By Stefan J. Bos, Chief International Correspondent Worthy News
(Worthy News) - Islamic militants have attacked a church in Niger’s turbulent Tillabéri, Niger region, leaving five people dead and two seriously injured, an aid group said Tuesday.
Barnabas Fund told Worthy News that it was “not thought that any church members or other Christians were among the fatalities.”
The May 12 attack targeted the village of Fantio, in the Téra department of Tillabéri, Barnabas Fund said, citing local Christians. A witness was quoted as saying that the town witnessed on “the morning of May 12 a horde of terrorists who came on motorcycles”.
The attack underscored growing pressure on Niger’s minority Christians who mainly live in the Tillabéri region, near the border with Mali and Burkina Faso.

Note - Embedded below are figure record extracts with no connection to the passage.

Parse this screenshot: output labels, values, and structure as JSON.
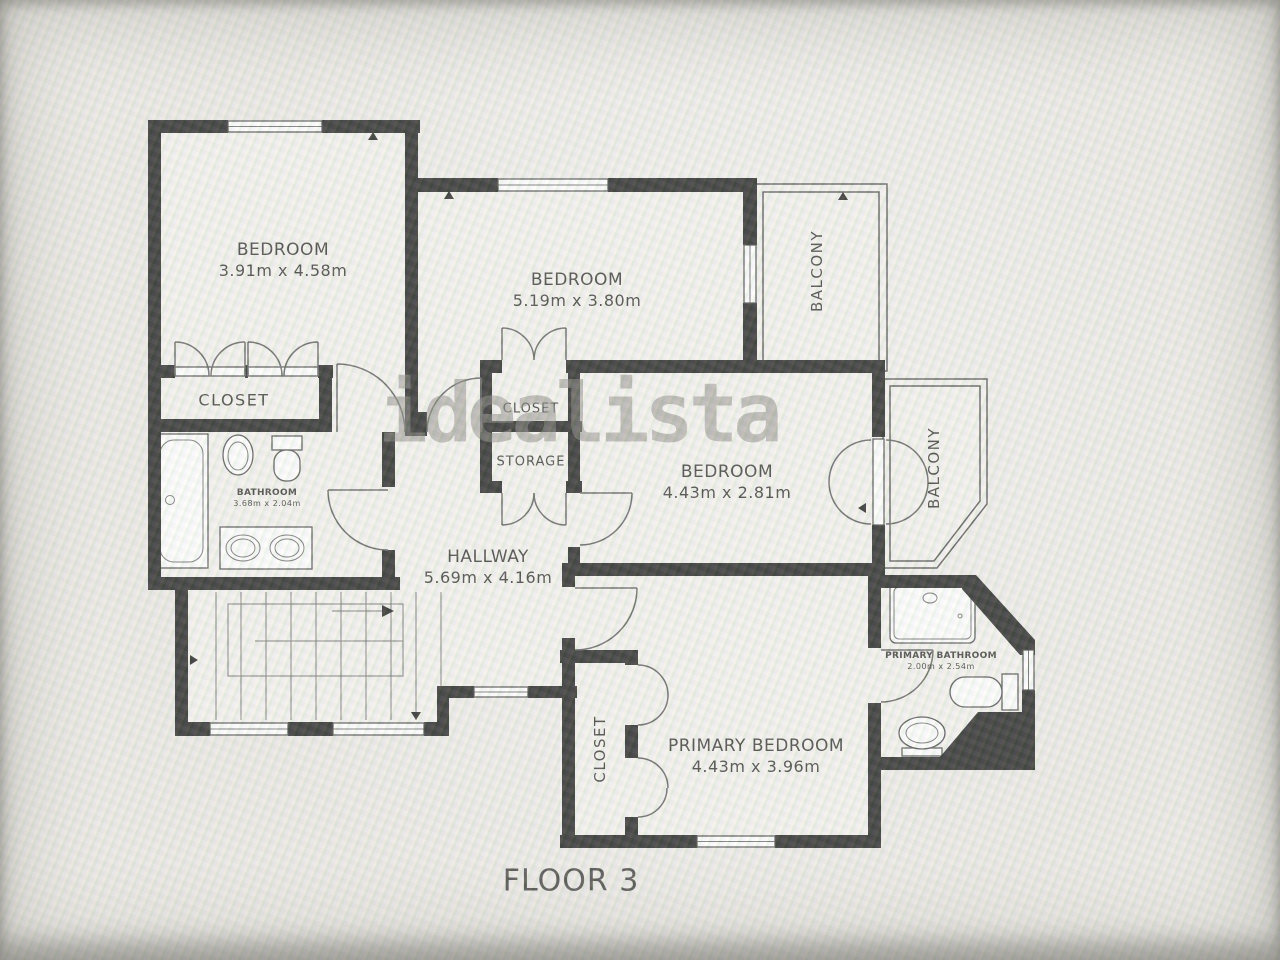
{
  "floorplan": {
    "title": "FLOOR 3",
    "watermark": "idealista",
    "rooms": {
      "bedroom1": {
        "name": "BEDROOM",
        "dims": "3.91m x 4.58m"
      },
      "bedroom2": {
        "name": "BEDROOM",
        "dims": "5.19m x 3.80m"
      },
      "bedroom3": {
        "name": "BEDROOM",
        "dims": "4.43m x 2.81m"
      },
      "primary_bedroom": {
        "name": "PRIMARY BEDROOM",
        "dims": "4.43m x 3.96m"
      },
      "hallway": {
        "name": "HALLWAY",
        "dims": "5.69m x 4.16m"
      },
      "bathroom": {
        "name": "BATHROOM",
        "dims": "3.68m x 2.04m"
      },
      "primary_bathroom": {
        "name": "PRIMARY BATHROOM",
        "dims": "2.00m x 2.54m"
      },
      "closet_bedroom1": {
        "name": "CLOSET"
      },
      "closet_hall": {
        "name": "CLOSET"
      },
      "storage": {
        "name": "STORAGE"
      },
      "closet_primary": {
        "name": "CLOSET"
      },
      "balcony_top": {
        "name": "BALCONY"
      },
      "balcony_right": {
        "name": "BALCONY"
      }
    },
    "colors": {
      "wall": "#181818",
      "floor": "#f3f2ee",
      "background": "#eae8e4",
      "line": "#555555",
      "watermark": "#8f8e88"
    }
  }
}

In March 2021, at least 58 people were killed in an Islamist attack in the region, according to Christians familiar with the situation.
That same month another 137 were reportedly killed by militants linked to the Islamic State of the Greater Sahara (ISGS) group in Tahoua, near the Malian border.
Besides ISGS, the Boko Haram group is active in parts of southern Niger and targets Christians, according to human rights activists.
HUMANITARIAN CRISIS
The actions of Boko Haram have created a massive humanitarian crisis that has impacted believers, Christian aid groups say.
Militants already created an atmosphere of hatred towards Christians in June 2019, when a Protestant church was torched by protesters who were protesting the arrest of an Imam, Christians said.
In October 2019, a mission school reportedly was vandalized by Islamic jihadists. Some 99 percent of Niger’s 24 million citizens are Muslim. The country and other parts of West Africa and the Sahel region of Africa is a hotbed of global jihadists, according to experts.
“In border regions under Islamist control, Christians have been hindered from celebrating Christian weddings,” noted Christian advocacy group Open Doors. “Public worship and meetings of Christians have to be conducted with caution in such areas, due to the threat of violence from militant groups.”
Additionally, families of those converting from Islam to Christianity “try to make them stop following Jesus Christ by threats or use of force,” the group added.
The tensions come as a significant challenge for Niger’s former interior minister Mohamed Bazoum who was sworn in as president in April 2021, in Niger's first democratic transfer of power since independence in 1960.
He has made clear that his most immediate priority is the deadly jihadist insurgency causing chaos in the west of the country and across the broader Sahel region. The United States has a significant military presence in the country to combat Islamist militants. Niger has become noted as a significant transit route for migrants seeking a better life in Europe.